During the first week of August, Daum Kakao launched its first fintech platform called Kakao Pay with the vision of replacing existing banking services with a purely virtual financial platform. Within less than a month since its launch, Kakao Pay has secured an active userbase of over three million users.
Upon its launch, Kakao Pay immediately appealed to the young generation of users for its simple loan policy. For any Kakao Pay users above the age of 18, a maximum of $3,000 can be loaned out without the necessity of credit scores and additional authentication from banks. Additionally, its easy process of settling payments between users through KakaoTalk allowed the platform to become the largest fintech platform in South Korea within 30 days since its launch.
Already, Kakao Stock, Daum Kakao’s stock trading and portfolio management app, has integrated bitcoin. In the upcoming months, the company will consider the possibility of integrating bitcoin into Kakao Pay, which will further increase bitcoin’s mainstream adoption in South Korea. In consideration of Kakaotalk and Kakao Pay’s influence over the South Korean social media and fintech industries, the company’s integration of the cryptocurrency will expose existing users that are relatively new to the market to bitcoin.
In June of 2016, Satoshi Citadel Industries, the second largest bitcoin company in the Philippines behind Coins.ph which operates Rebit.ph, BuyBitcoin.ph and many other bitcoin service providers, received an early-stage investment from Kakao’s venture capital arm. At the time, KVG’s Principal partner, Scott Kwon, stated:
“One of the most inconvenient sectors in the Southeast Asia region is the banking sector. We at KVG believe that SCI, using the power of Bitcoin and the blockchain technology, provides an innovative solution to those problems.”
Since 2016, Kakao and its subsidiary companies have been actively investigating into the possibility of using bitcoin to settle remittances between South Korea and the Philippines. More than $28 billion in remittances were sent to the Philippines in 2015 and Kakao intends to focus on the development of bitcoin services to ease remittance payments in the near future.
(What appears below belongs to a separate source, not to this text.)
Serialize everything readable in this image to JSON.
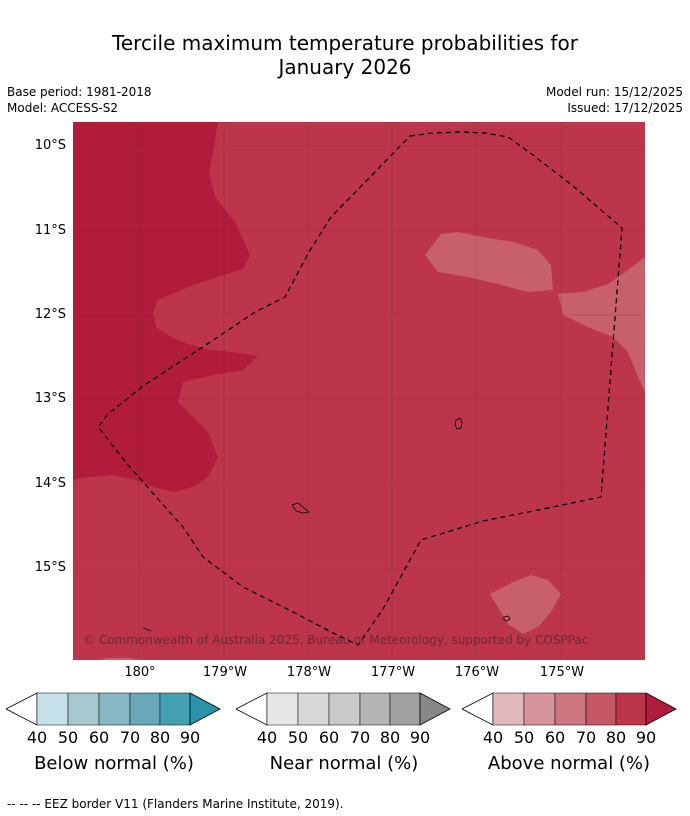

The integration of bitcoin by Kakao Pay will be a crucial development for the South Korean bitcoin market, primarily because it would mean that nearly 90 percent of social media users in South Korea will gain immediate access and exposure to bitcoin. Daum Kakao aims to continue funding and developing bitcoin platforms in the upcoming months through its strategic partners including Satoshi Citadel Industries.